Germans Split on Future of Stability Pact
November 25, 2003In the wee hours of Tuesday morning, Hans Eichel finally got his way. Finance ministers of the 12-member euro zone voted to hold off on sanctions against Germany for violating the Stability and Growth Pact for a third year in a row next year.
Only Eichel's Austrian, Finnish, Dutch and Spanish colleagues had voted against a reprieve, thereby following a proposal by the European Commission.
That body, especially EU Monetary Commissioner Pedro Solbes, wanted to force Germany to slash at least €5 billion ($5.9 billion) from the budget to bring its deficit in line with pact regulations. The Stability and Growth Pact, which was established to maintain a stable euro across the monetary union, requires member countries to keep their deficit below three percent of gross domestic product.
A success for job growth, a black day for Europe
In exchange for not pressing for penalties, the German finance minister assured the euro zone ministers that he will reach the three-percent goal by 2005. Despite getting away with little more than a political commttment, Eichel described the compromise as "very demanding for Germany."

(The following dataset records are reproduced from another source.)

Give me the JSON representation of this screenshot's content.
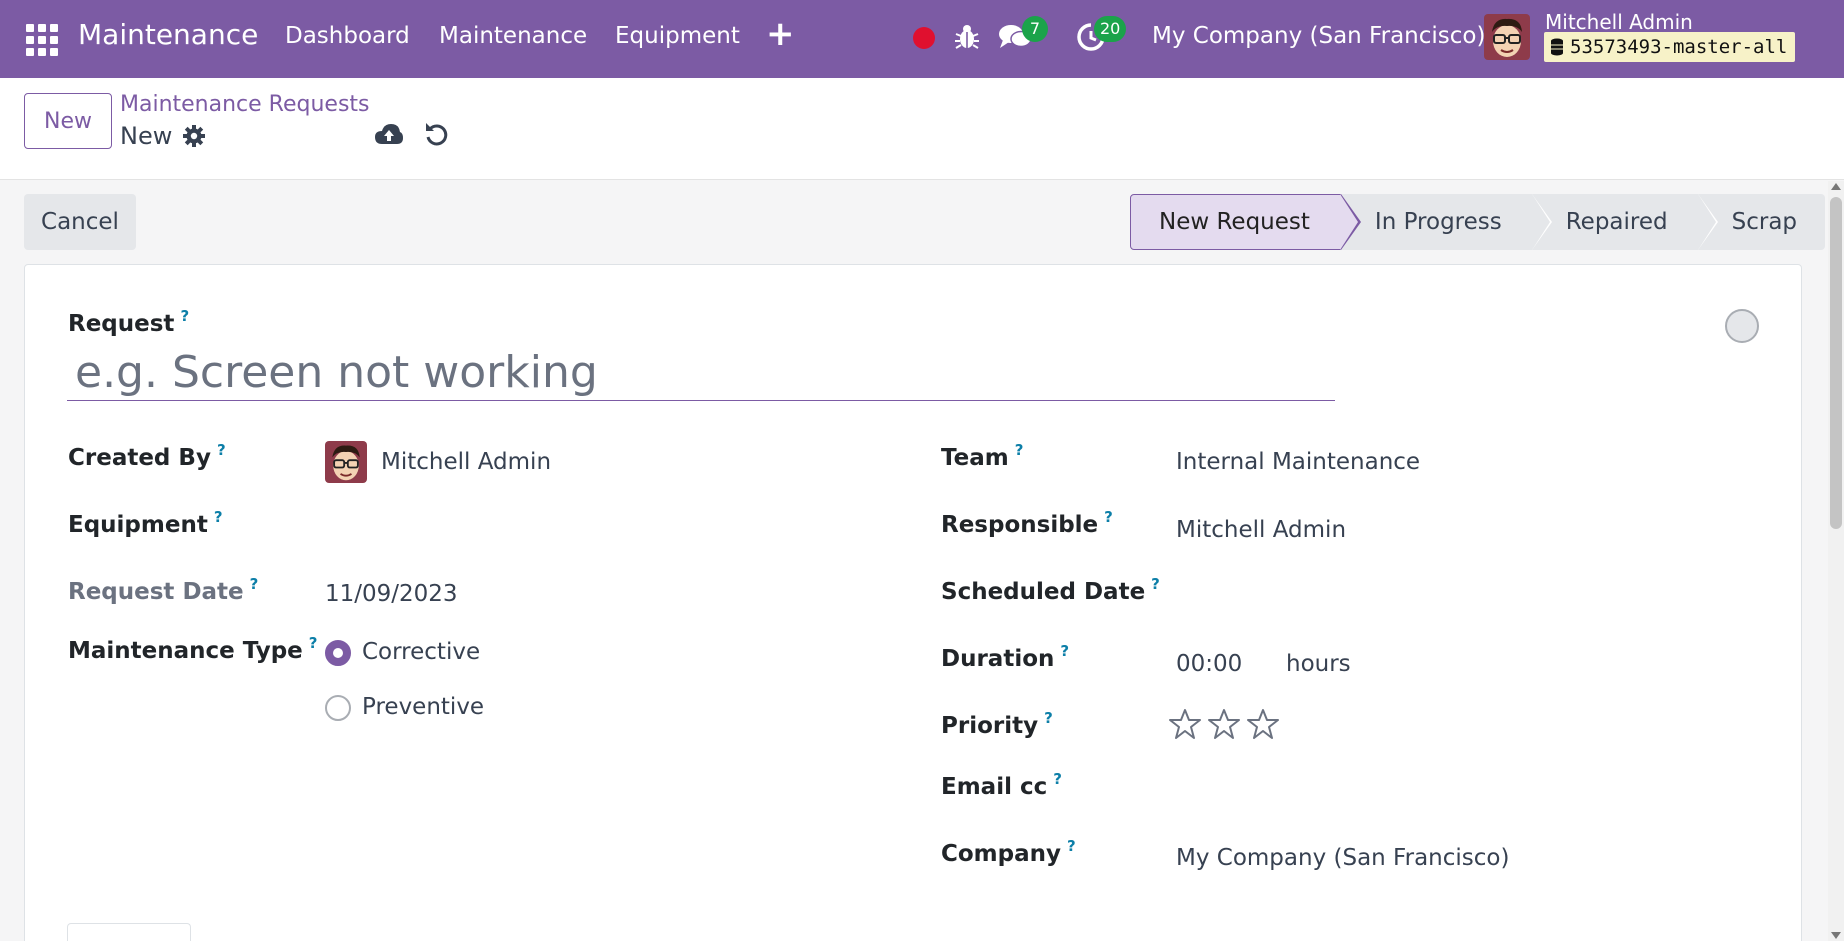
{
  "navbar": {
    "app_name": "Maintenance",
    "menu": [
      "Dashboard",
      "Maintenance",
      "Equipment"
    ],
    "messages_count": "7",
    "activities_count": "20",
    "company": "My Company (San Francisco)",
    "user_name": "Mitchell Admin",
    "database": "53573493-master-all"
  },
  "control_panel": {
    "new_label": "New",
    "breadcrumb_parent": "Maintenance Requests",
    "breadcrumb_current": "New"
  },
  "statusbar": {
    "cancel_label": "Cancel",
    "stages": [
      "New Request",
      "In Progress",
      "Repaired",
      "Scrap"
    ],
    "active_stage": "New Request"
  },
  "form": {
    "request_label": "Request",
    "request_placeholder": "e.g. Screen not working",
    "help_mark": "?",
    "created_by_label": "Created By",
    "created_by_value": "Mitchell Admin",
    "equipment_label": "Equipment",
    "equipment_value": "",
    "request_date_label": "Request Date",
    "request_date_value": "11/09/2023",
    "maintenance_type_label": "Maintenance Type",
    "maintenance_type_options": [
      "Corrective",
      "Preventive"
    ],
    "maintenance_type_selected": "Corrective",
    "team_label": "Team",
    "team_value": "Internal Maintenance",
    "responsible_label": "Responsible",
    "responsible_value": "Mitchell Admin",
    "scheduled_date_label": "Scheduled Date",
    "scheduled_date_value": "",
    "duration_label": "Duration",
    "duration_value": "00:00",
    "duration_unit": "hours",
    "priority_label": "Priority",
    "priority_stars_filled": 0,
    "priority_stars_total": 3,
    "email_cc_label": "Email cc",
    "email_cc_value": "",
    "company_label": "Company",
    "company_value": "My Company (San Francisco)"
  },
  "colors": {
    "brand": "#7c5ba4",
    "badge": "#1ba34a",
    "record_dot": "#e0102f",
    "help_mark": "#0d7fa8"
  }
}
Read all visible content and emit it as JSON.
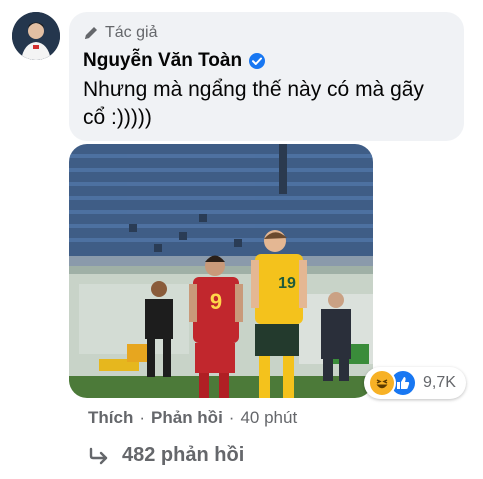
{
  "comment": {
    "author_badge": "Tác giả",
    "author_name": "Nguyễn Văn Toàn",
    "text": "Nhưng mà ngẩng thế này có mà gãy cổ :)))))",
    "reactions": {
      "icons": [
        "haha-icon",
        "like-icon"
      ],
      "count": "9,7K"
    },
    "actions": {
      "like": "Thích",
      "separator": "·",
      "reply": "Phản hồi",
      "time": "40 phút"
    },
    "replies_label": "482 phản hồi",
    "photo": {
      "player_left_number": "9",
      "player_right_number": "19"
    }
  },
  "colors": {
    "bubble_bg": "#f0f2f5",
    "secondary_text": "#65676b",
    "primary_text": "#050505",
    "verified_blue": "#1877f2",
    "haha_yellow": "#f7b125",
    "like_blue": "#1877f2"
  }
}
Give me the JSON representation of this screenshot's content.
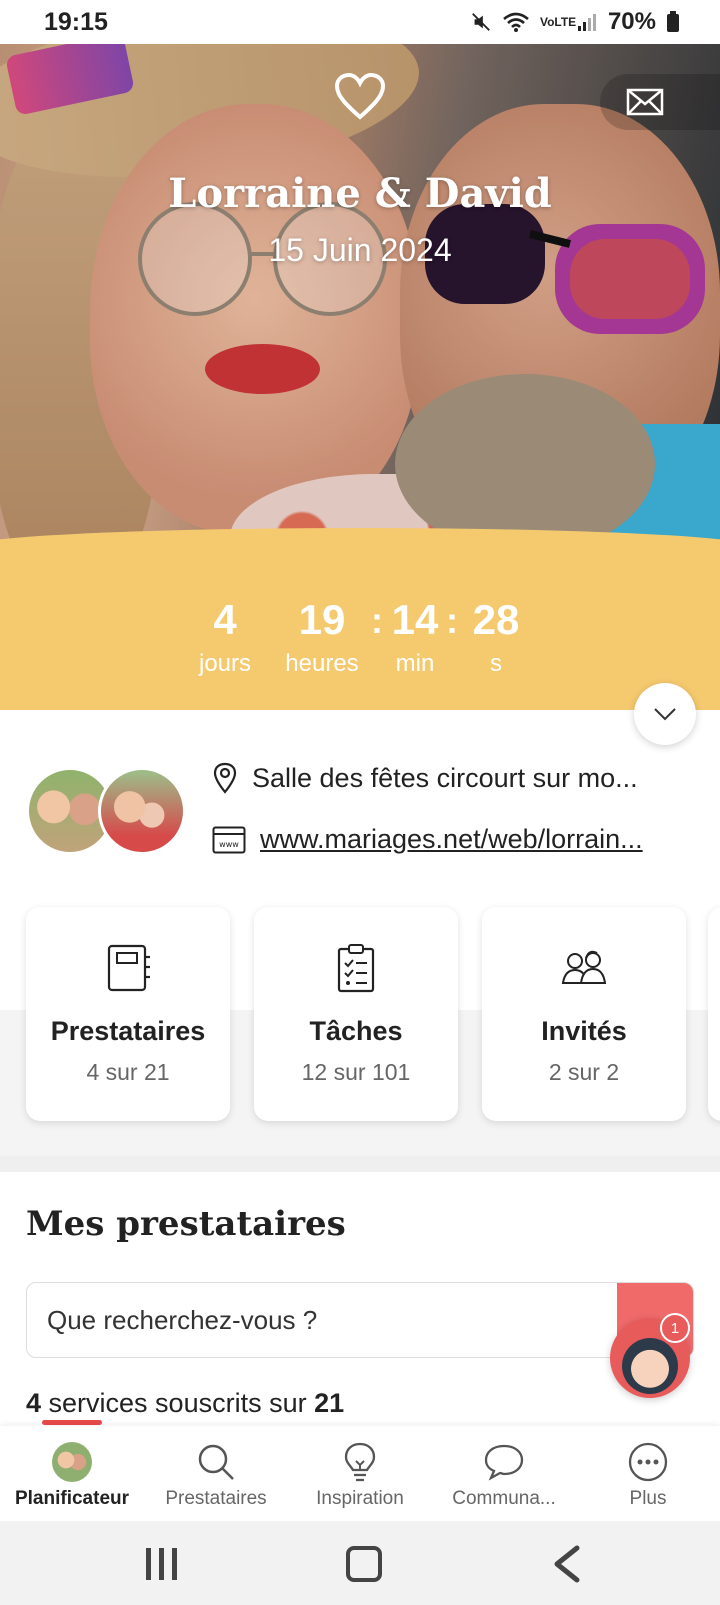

Back at home, members of the ruling Social Democratic (SPD) and Green parties were more jubilant than that. "This is a success for job growth," said SPD parliamentarian and finance expert Joachim Poß, reiterating the government's argument that EU sanctions would have damaged German reform plans to revive the country's staggering economy.
But things sounded quite different when listening to opposition leaders, who are currently in tough negotiations with the government over an extensive reform package and will likely attack Eichel during a budget debate due to start late Tuesday.
"This is a black day for all of Europe," Friedrich Merz, the Christian Democratic Union's finance expert, said. He added that Eichel was responsible for burying the pact.
CDU mourns its brain child
Like Merz, many members of the opposition see Tuesday's decision as an unofficial end to the Stability Pact, saying that by refusing to impose sanctions on Germany, the euro zone has been disabled its only tool to guarantee the strength of the euro.
They mourn the fact that Germany, which under the former CDU government pushed for strict adherence to the pact, has now become one of the countries to threaten its survival.
Back in 1992, EU countries had set down so-called convergence criteria for euro zone membership. They included healthy state budgets, stable exchange rates and low interest rates.
Worrying that smaller countries would fail to watch their finances once part of the euro zone, Germany wanted more security and in 1996, the Stability and Growth Pact was created, setting up a system of sanctions for member states which fail to keep budget deficits below three percent of GDP for three years in a row.
A exchange of roles
"Now there's a danger that the three big ones, Germany, France and Italy, will try to sneak around the goals of the pact at the expense of small and medium-size countries who have worked hard to reach those goals," Theo Waigel, Germany's finance minister at the time of the pact's creation, told German public television on Tuesday. "This is an immense loss of face for Germany."
Waigel disagreed, however, that the decision to go easy on Germany had handed the pact its death sentence. "It's not damaged," he said. "The countries that damage the pact damage themselves. Without the pact we wouldn't have this discussion."
Waigel said he saw the current situation as an exchange of roles, with smaller countries holding deficit sinners like Germany to the rules they themselves created. "But at the same time, we have a culture of stability that has never been there before," he said.